I will not take sides in the oil question in this post, but only have some brief comments on the tourism question. The tourism sector in Northern Norway suffers from an obvious tragedy of the commons, with already very visible negative effects; high environmental costs yet low economic benefits.

  • There has without a doubt been quite a quality improvement in the Norwegian hospitality sector in recent years, with new accomodation and dining supply offering more than the typical Norwegian bare minimum service. Still, the high end of the Norwegian hospitality sector remains woefully underdeveloped. If Lofoten had been in Sweden and run by Swedes the region’s tourism income would probably have been twice as high, at least.
  • As the 80 year old artist/environmentalist Tor Esaissen sensibly points out Lofoten tourism cannot and should not be a mass market product. Even though it is in some way in conflict with egalitarian Norwegian values, Lofoten must be an expensive high-end tourism product. The product is based on its raw natural beauty. Too large tourist crowds will destroy that appeal.

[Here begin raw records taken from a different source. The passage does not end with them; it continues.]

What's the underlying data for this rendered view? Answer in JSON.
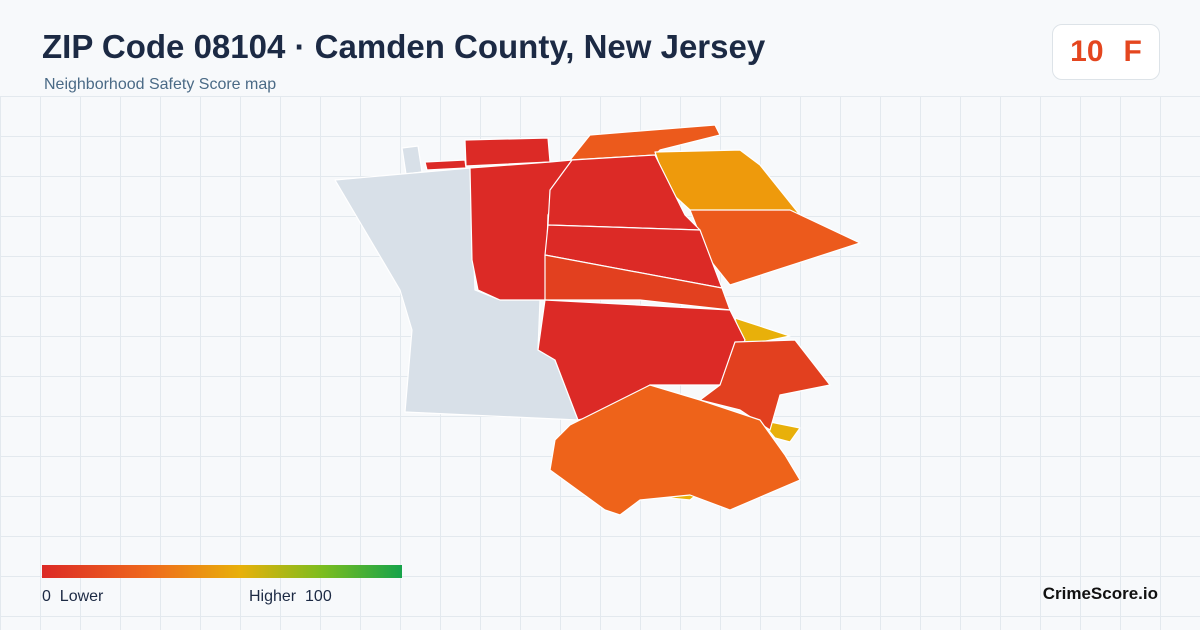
{
  "header": {
    "title": "ZIP Code 08104 · Camden County, New Jersey",
    "subtitle": "Neighborhood Safety Score map"
  },
  "score": {
    "value": "10",
    "grade": "F"
  },
  "legend": {
    "min": 0,
    "min_label": "Lower",
    "max_label": "Higher",
    "max": 100
  },
  "brand": "CrimeScore.io"
}
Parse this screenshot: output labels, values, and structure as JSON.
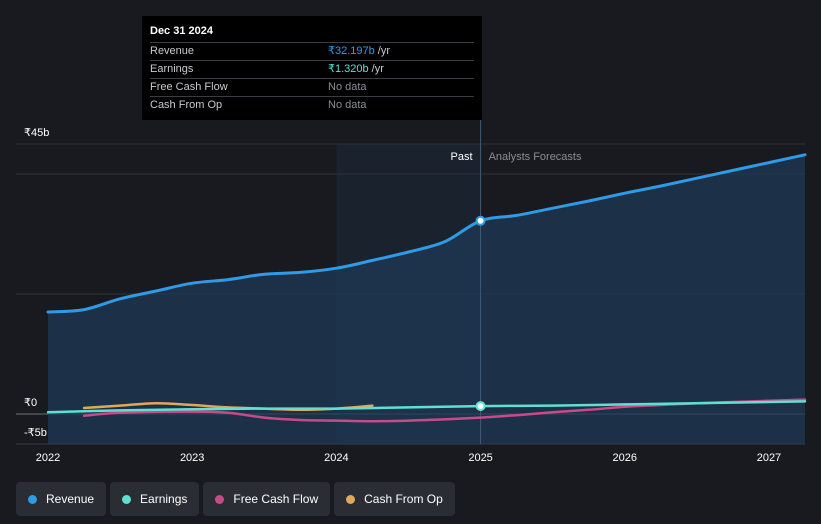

  • The ideas of a tourist tax, maximum visitor quotas and/or minimum spending requirements are therefore radical but interesting, and worthy of serious consideration.
  • It obviously makes very little sense to have large numbers of camping tourists, who quite literally cover the landscape in shit, while leaving little money behind. The number of visitors allowed to camp in their cars or out in the open for free should be severly limited.
  • Norway must capitalise on the rising trend in avantgarde/explorer/“self realisation” tourism which generates high revenue per tourist while limiting the number of visitors. That is a way more sustainable route than continuing to let in hordes of visitors who spend minimal amounts of money. In order to achieve this there must of course be a product and service offering for visitors to spend money on, from high-end cruise travel, boutique hotels, experiences and exploration activities. In this domain the Norwegian hospitality sector probably still has much to learn from leading destinations, even though there has been a marked improvement in recent years.